How the Platform Works and How It Is Deployed
According to the company's official product description, Relvy can be installed on a local machine via Docker Compose, deployed on Kubernetes using Helm charts, or accessed through a hosted cloud option. Once connected to an observability stack and a code repository, teams create runbooks and point Relvy at a recent alert to begin an investigation. Each investigation is surfaced as a notebook in a web interface, with data visualizations intended to let engineers verify the AI's findings before acting on them. The platform can also be configured to respond automatically to alerts surfaced through Slack, and supports AWS CLI commands for mitigation actions — subject to human approval.
Concrete examples of runbook steps the system can execute, as described by the company, include checking whether errors are isolated to a specific database shard, identifying whether a traffic surge originates from a small set of IP addresses, and reviewing recent commits to an affected endpoint. These are the kind of structured, repeatable checks that experienced on-call engineers run from memory; the premise is that automating them saves both time and the mental overhead of context-switching at 2 a.m.

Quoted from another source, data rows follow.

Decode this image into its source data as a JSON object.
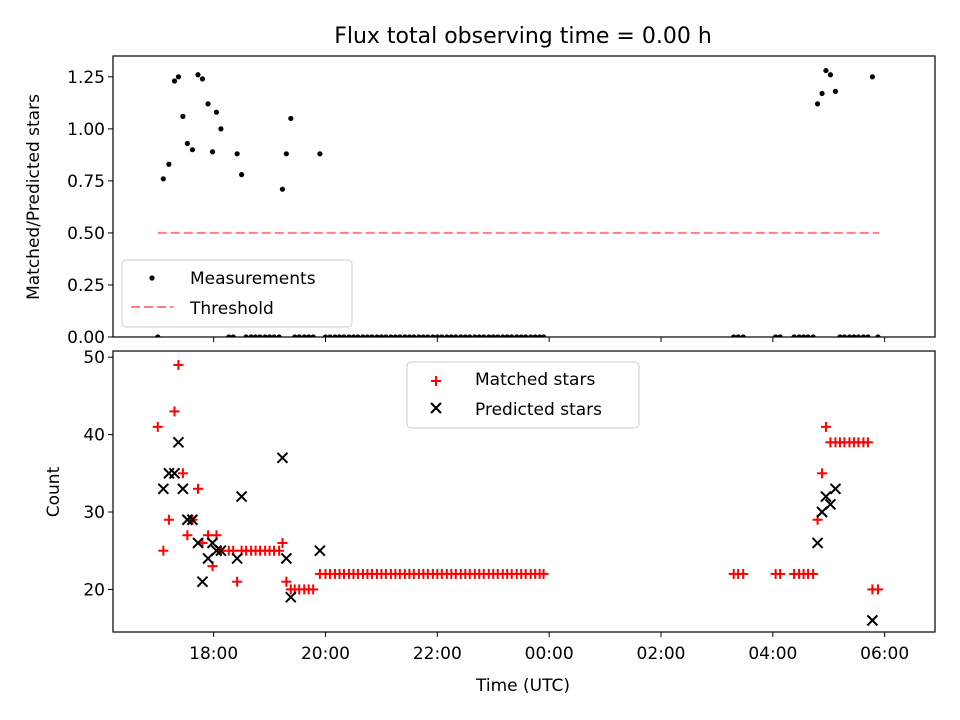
{
  "chart_data": [
    {
      "type": "scatter",
      "title": "Flux total observing time = 0.00 h",
      "xlabel": "",
      "ylabel": "Matched/Predicted stars",
      "xlim": [
        16.2,
        30.9
      ],
      "ylim": [
        0,
        1.35
      ],
      "y_ticks": [
        0.0,
        0.25,
        0.5,
        0.75,
        1.0,
        1.25
      ],
      "y_tick_labels": [
        "0.00",
        "0.25",
        "0.50",
        "0.75",
        "1.00",
        "1.25"
      ],
      "x_ticks": [
        18,
        20,
        22,
        24,
        26,
        28,
        30
      ],
      "legend_position": "lower-left",
      "series": [
        {
          "name": "Measurements",
          "marker": "dot",
          "color": "#000000",
          "points": [
            [
              17.0,
              0.0
            ],
            [
              17.1,
              0.76
            ],
            [
              17.2,
              0.83
            ],
            [
              17.3,
              1.23
            ],
            [
              17.37,
              1.25
            ],
            [
              17.45,
              1.06
            ],
            [
              17.53,
              0.93
            ],
            [
              17.62,
              0.9
            ],
            [
              17.72,
              1.26
            ],
            [
              17.8,
              1.24
            ],
            [
              17.9,
              1.12
            ],
            [
              17.98,
              0.89
            ],
            [
              18.05,
              1.08
            ],
            [
              18.13,
              1.0
            ],
            [
              18.27,
              0.0
            ],
            [
              18.35,
              0.0
            ],
            [
              18.42,
              0.88
            ],
            [
              18.5,
              0.78
            ],
            [
              18.58,
              0.0
            ],
            [
              18.67,
              0.0
            ],
            [
              18.75,
              0.0
            ],
            [
              18.83,
              0.0
            ],
            [
              18.92,
              0.0
            ],
            [
              19.0,
              0.0
            ],
            [
              19.08,
              0.0
            ],
            [
              19.17,
              0.0
            ],
            [
              19.23,
              0.71
            ],
            [
              19.3,
              0.88
            ],
            [
              19.38,
              1.05
            ],
            [
              19.45,
              0.0
            ],
            [
              19.53,
              0.0
            ],
            [
              19.62,
              0.0
            ],
            [
              19.7,
              0.0
            ],
            [
              19.78,
              0.0
            ],
            [
              19.9,
              0.88
            ],
            [
              20.0,
              0.0
            ],
            [
              20.08,
              0.0
            ],
            [
              20.17,
              0.0
            ],
            [
              20.25,
              0.0
            ],
            [
              20.33,
              0.0
            ],
            [
              20.42,
              0.0
            ],
            [
              20.5,
              0.0
            ],
            [
              20.58,
              0.0
            ],
            [
              20.67,
              0.0
            ],
            [
              20.75,
              0.0
            ],
            [
              20.83,
              0.0
            ],
            [
              20.92,
              0.0
            ],
            [
              21.0,
              0.0
            ],
            [
              21.08,
              0.0
            ],
            [
              21.17,
              0.0
            ],
            [
              21.25,
              0.0
            ],
            [
              21.33,
              0.0
            ],
            [
              21.42,
              0.0
            ],
            [
              21.5,
              0.0
            ],
            [
              21.58,
              0.0
            ],
            [
              21.67,
              0.0
            ],
            [
              21.75,
              0.0
            ],
            [
              21.83,
              0.0
            ],
            [
              21.92,
              0.0
            ],
            [
              22.0,
              0.0
            ],
            [
              22.08,
              0.0
            ],
            [
              22.17,
              0.0
            ],
            [
              22.25,
              0.0
            ],
            [
              22.33,
              0.0
            ],
            [
              22.42,
              0.0
            ],
            [
              22.5,
              0.0
            ],
            [
              22.58,
              0.0
            ],
            [
              22.67,
              0.0
            ],
            [
              22.75,
              0.0
            ],
            [
              22.83,
              0.0
            ],
            [
              22.92,
              0.0
            ],
            [
              23.0,
              0.0
            ],
            [
              23.08,
              0.0
            ],
            [
              23.17,
              0.0
            ],
            [
              23.25,
              0.0
            ],
            [
              23.33,
              0.0
            ],
            [
              23.42,
              0.0
            ],
            [
              23.5,
              0.0
            ],
            [
              23.58,
              0.0
            ],
            [
              23.67,
              0.0
            ],
            [
              23.75,
              0.0
            ],
            [
              23.83,
              0.0
            ],
            [
              23.9,
              0.0
            ],
            [
              27.3,
              0.0
            ],
            [
              27.38,
              0.0
            ],
            [
              27.47,
              0.0
            ],
            [
              28.05,
              0.0
            ],
            [
              28.13,
              0.0
            ],
            [
              28.38,
              0.0
            ],
            [
              28.47,
              0.0
            ],
            [
              28.55,
              0.0
            ],
            [
              28.63,
              0.0
            ],
            [
              28.72,
              0.0
            ],
            [
              28.8,
              1.12
            ],
            [
              28.88,
              1.17
            ],
            [
              28.95,
              1.28
            ],
            [
              29.03,
              1.26
            ],
            [
              29.12,
              1.18
            ],
            [
              29.2,
              0.0
            ],
            [
              29.28,
              0.0
            ],
            [
              29.37,
              0.0
            ],
            [
              29.45,
              0.0
            ],
            [
              29.53,
              0.0
            ],
            [
              29.62,
              0.0
            ],
            [
              29.7,
              0.0
            ],
            [
              29.78,
              1.25
            ],
            [
              29.88,
              0.0
            ]
          ]
        },
        {
          "name": "Threshold",
          "marker": "dashed-line",
          "color": "#ff7f7f",
          "points": [
            [
              17.0,
              0.5
            ],
            [
              29.9,
              0.5
            ]
          ]
        }
      ]
    },
    {
      "type": "scatter",
      "title": "",
      "xlabel": "Time (UTC)",
      "ylabel": "Count",
      "xlim": [
        16.2,
        30.9
      ],
      "ylim": [
        14.5,
        50.8
      ],
      "y_ticks": [
        20,
        30,
        40,
        50
      ],
      "y_tick_labels": [
        "20",
        "30",
        "40",
        "50"
      ],
      "x_ticks": [
        18,
        20,
        22,
        24,
        26,
        28,
        30
      ],
      "x_tick_labels": [
        "18:00",
        "20:00",
        "22:00",
        "00:00",
        "02:00",
        "04:00",
        "06:00"
      ],
      "legend_position": "top-center",
      "series": [
        {
          "name": "Matched stars",
          "marker": "plus",
          "color": "#ff0000",
          "points": [
            [
              17.0,
              41
            ],
            [
              17.1,
              25
            ],
            [
              17.2,
              29
            ],
            [
              17.3,
              43
            ],
            [
              17.37,
              49
            ],
            [
              17.45,
              35
            ],
            [
              17.53,
              27
            ],
            [
              17.62,
              29
            ],
            [
              17.72,
              33
            ],
            [
              17.8,
              26
            ],
            [
              17.9,
              27
            ],
            [
              17.98,
              23
            ],
            [
              18.05,
              27
            ],
            [
              18.13,
              25
            ],
            [
              18.27,
              25
            ],
            [
              18.35,
              25
            ],
            [
              18.42,
              21
            ],
            [
              18.5,
              25
            ],
            [
              18.58,
              25
            ],
            [
              18.67,
              25
            ],
            [
              18.75,
              25
            ],
            [
              18.83,
              25
            ],
            [
              18.92,
              25
            ],
            [
              19.0,
              25
            ],
            [
              19.08,
              25
            ],
            [
              19.17,
              25
            ],
            [
              19.23,
              26
            ],
            [
              19.3,
              21
            ],
            [
              19.38,
              20
            ],
            [
              19.45,
              20
            ],
            [
              19.53,
              20
            ],
            [
              19.62,
              20
            ],
            [
              19.7,
              20
            ],
            [
              19.78,
              20
            ],
            [
              19.9,
              22
            ],
            [
              20.0,
              22
            ],
            [
              20.08,
              22
            ],
            [
              20.17,
              22
            ],
            [
              20.25,
              22
            ],
            [
              20.33,
              22
            ],
            [
              20.42,
              22
            ],
            [
              20.5,
              22
            ],
            [
              20.58,
              22
            ],
            [
              20.67,
              22
            ],
            [
              20.75,
              22
            ],
            [
              20.83,
              22
            ],
            [
              20.92,
              22
            ],
            [
              21.0,
              22
            ],
            [
              21.08,
              22
            ],
            [
              21.17,
              22
            ],
            [
              21.25,
              22
            ],
            [
              21.33,
              22
            ],
            [
              21.42,
              22
            ],
            [
              21.5,
              22
            ],
            [
              21.58,
              22
            ],
            [
              21.67,
              22
            ],
            [
              21.75,
              22
            ],
            [
              21.83,
              22
            ],
            [
              21.92,
              22
            ],
            [
              22.0,
              22
            ],
            [
              22.08,
              22
            ],
            [
              22.17,
              22
            ],
            [
              22.25,
              22
            ],
            [
              22.33,
              22
            ],
            [
              22.42,
              22
            ],
            [
              22.5,
              22
            ],
            [
              22.58,
              22
            ],
            [
              22.67,
              22
            ],
            [
              22.75,
              22
            ],
            [
              22.83,
              22
            ],
            [
              22.92,
              22
            ],
            [
              23.0,
              22
            ],
            [
              23.08,
              22
            ],
            [
              23.17,
              22
            ],
            [
              23.25,
              22
            ],
            [
              23.33,
              22
            ],
            [
              23.42,
              22
            ],
            [
              23.5,
              22
            ],
            [
              23.58,
              22
            ],
            [
              23.67,
              22
            ],
            [
              23.75,
              22
            ],
            [
              23.83,
              22
            ],
            [
              23.9,
              22
            ],
            [
              27.3,
              22
            ],
            [
              27.38,
              22
            ],
            [
              27.47,
              22
            ],
            [
              28.05,
              22
            ],
            [
              28.13,
              22
            ],
            [
              28.38,
              22
            ],
            [
              28.47,
              22
            ],
            [
              28.55,
              22
            ],
            [
              28.63,
              22
            ],
            [
              28.72,
              22
            ],
            [
              28.8,
              29
            ],
            [
              28.88,
              35
            ],
            [
              28.95,
              41
            ],
            [
              29.03,
              39
            ],
            [
              29.12,
              39
            ],
            [
              29.2,
              39
            ],
            [
              29.28,
              39
            ],
            [
              29.37,
              39
            ],
            [
              29.45,
              39
            ],
            [
              29.53,
              39
            ],
            [
              29.62,
              39
            ],
            [
              29.7,
              39
            ],
            [
              29.78,
              20
            ],
            [
              29.88,
              20
            ]
          ]
        },
        {
          "name": "Predicted stars",
          "marker": "x",
          "color": "#000000",
          "points": [
            [
              17.1,
              33
            ],
            [
              17.2,
              35
            ],
            [
              17.3,
              35
            ],
            [
              17.37,
              39
            ],
            [
              17.45,
              33
            ],
            [
              17.53,
              29
            ],
            [
              17.62,
              29
            ],
            [
              17.72,
              26
            ],
            [
              17.8,
              21
            ],
            [
              17.9,
              24
            ],
            [
              17.98,
              26
            ],
            [
              18.05,
              25
            ],
            [
              18.13,
              25
            ],
            [
              18.42,
              24
            ],
            [
              18.5,
              32
            ],
            [
              19.23,
              37
            ],
            [
              19.3,
              24
            ],
            [
              19.38,
              19
            ],
            [
              19.9,
              25
            ],
            [
              28.8,
              26
            ],
            [
              28.88,
              30
            ],
            [
              28.95,
              32
            ],
            [
              29.03,
              31
            ],
            [
              29.12,
              33
            ],
            [
              29.78,
              16
            ]
          ]
        }
      ]
    }
  ]
}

Background and Current Status
Relvy's founders say the company began with a different approach — continuous log monitoring using smaller language models — before pivoting toward the root cause analysis focus that defines the current product. According to their account, that earlier direction proved too slow to be practical. The current platform represents roughly a year of development shaped by work with early customers, though the company has not disclosed the names of those customers or the scale of current deployments.
The public launch positions Relvy in a crowded but still-evolving segment of developer tooling, where a number of vendors are competing to reduce on-call burden through AI-assisted observability. What distinguishes the approach, at least according to the company, is the explicit trade-off of open-ended agentic exploration for runbook-constrained determinism. Whether that trade-off holds at enterprise scale remains to be demonstrated, but the YC backing and the precision of the technical framing suggest a team that has thought carefully about the failure modes of the problem it is attacking.